Social and political turbulence in the 1930s sets the stage for murder in this debut historical thriller.
In a small New York town, society heiress Lana Whitlow remains stuck at home, caring for her ailing father while pondering her sister Sarah’s insanity and subsequent committal to an asylum. Of equal concern to Lana is her father, who is espousing support for Hitler’s hostile actions in Europe, and her social circle, which is also embracing the racist and nativist platform of the eugenics movement. Sarah, who is locked up on Blackwell’s Island, is being treated with questionable techniques while family friend and psychoanalyst Alan Sherrod pushes for a more humane and effective medical approach. Intersecting their lives is Sean Kane, a railroad detective on the trail of a murderer who dismembers his victims and leaves them on the tracks. Kane is certain the victims aren’t just hobos, and his instinct is correct. The killings are a link to a larger story involving societal scandals, political machinations, and the inhumane treatment of the poor and unwell. With America in the throes of the Depression and worried about a world war, Lana and Sean play witness to a society that turns toward science and the occult for solutions to death and misfortune. Odin’s narrative is disturbing in its portrayal of a history that is not so far behind readers.
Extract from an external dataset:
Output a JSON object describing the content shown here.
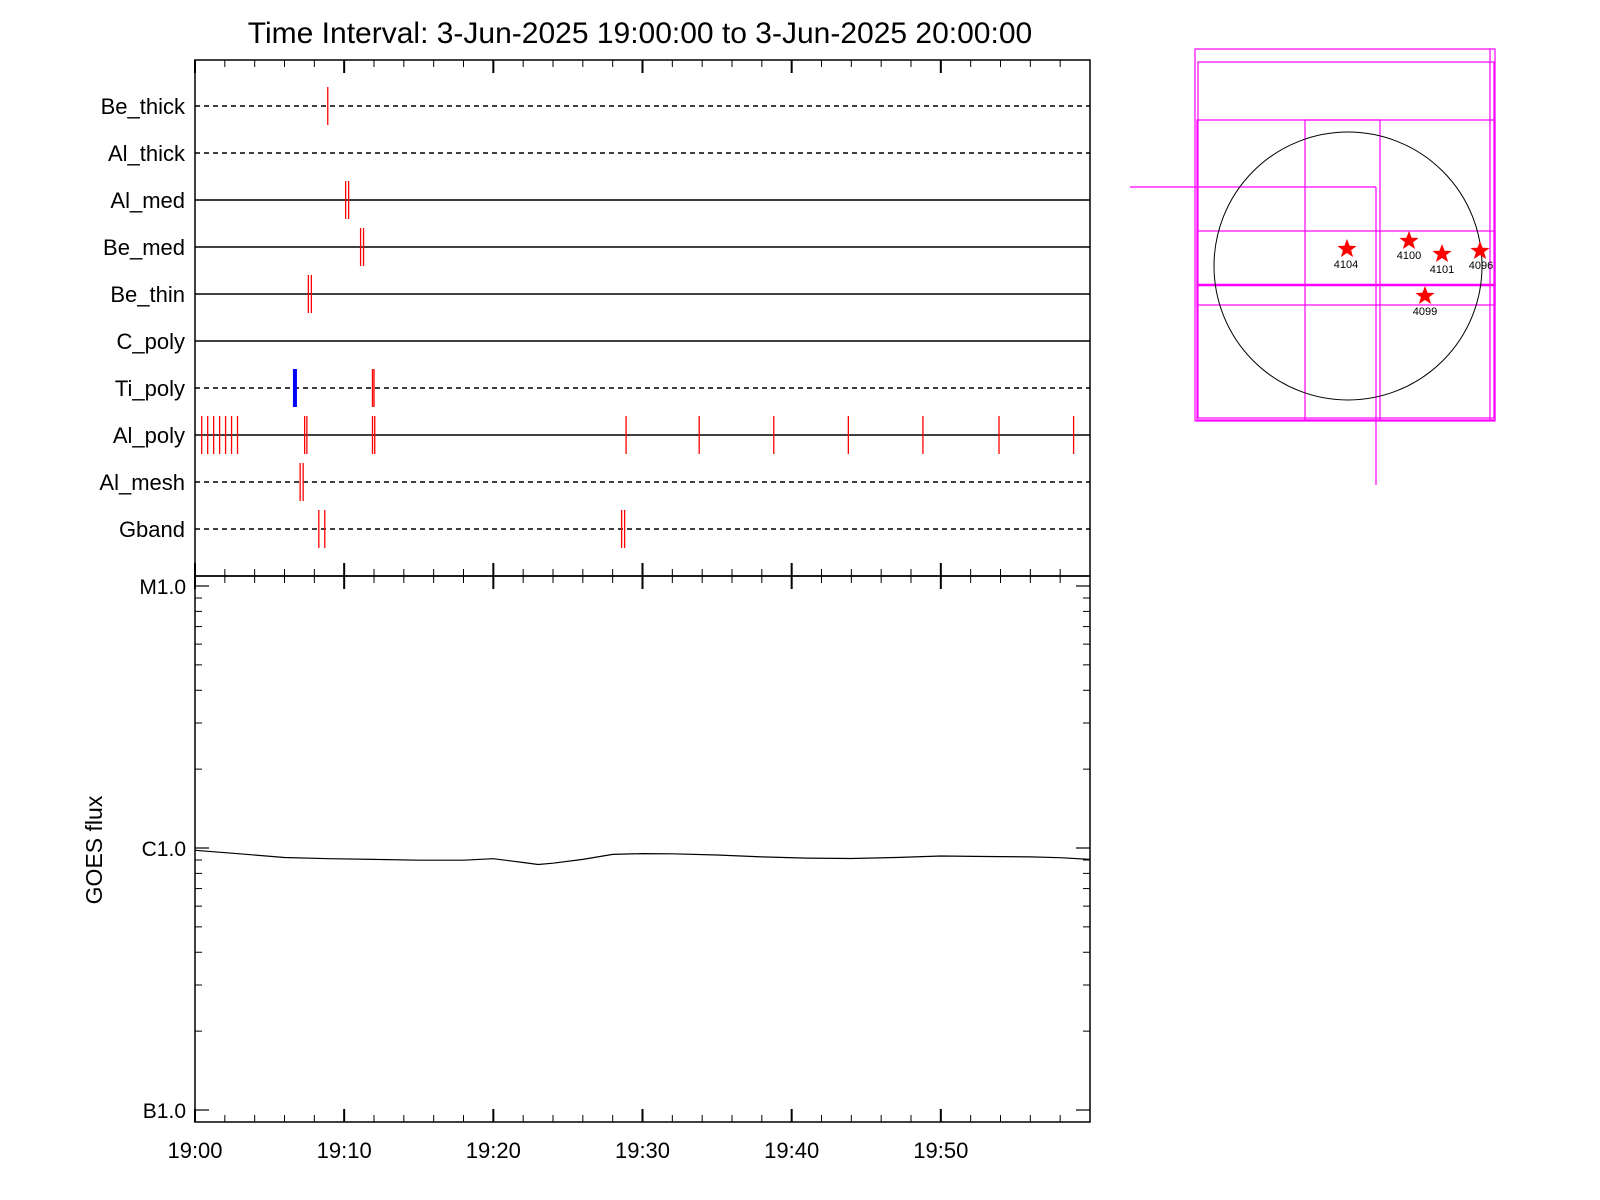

He paints a particularly bleak picture of mental health care in the ’30s, bringing to light treatments and experiments that are the stuff of nightmares. He populates his narrative with characters that are unhappy and often unlikable yet compelling all the same. Kane in particular shines as an antihero who ultimately fails to save the day in a rather dark conclusion for some characters. The author deftly weaves the seemingly unrelated threads of witchcraft, politics, racism, war, and insanity into one cohesive tale. Though the murders are unsettling, more frightening yet is the pervasive willingness to sterilize “degenerates” by those who would “welcome a world government as long as it excluded Jews, coloreds, mental defectives, and gypsies.”
A chilling, and unfortunately timely, commentary on the dangers of demonizing the other.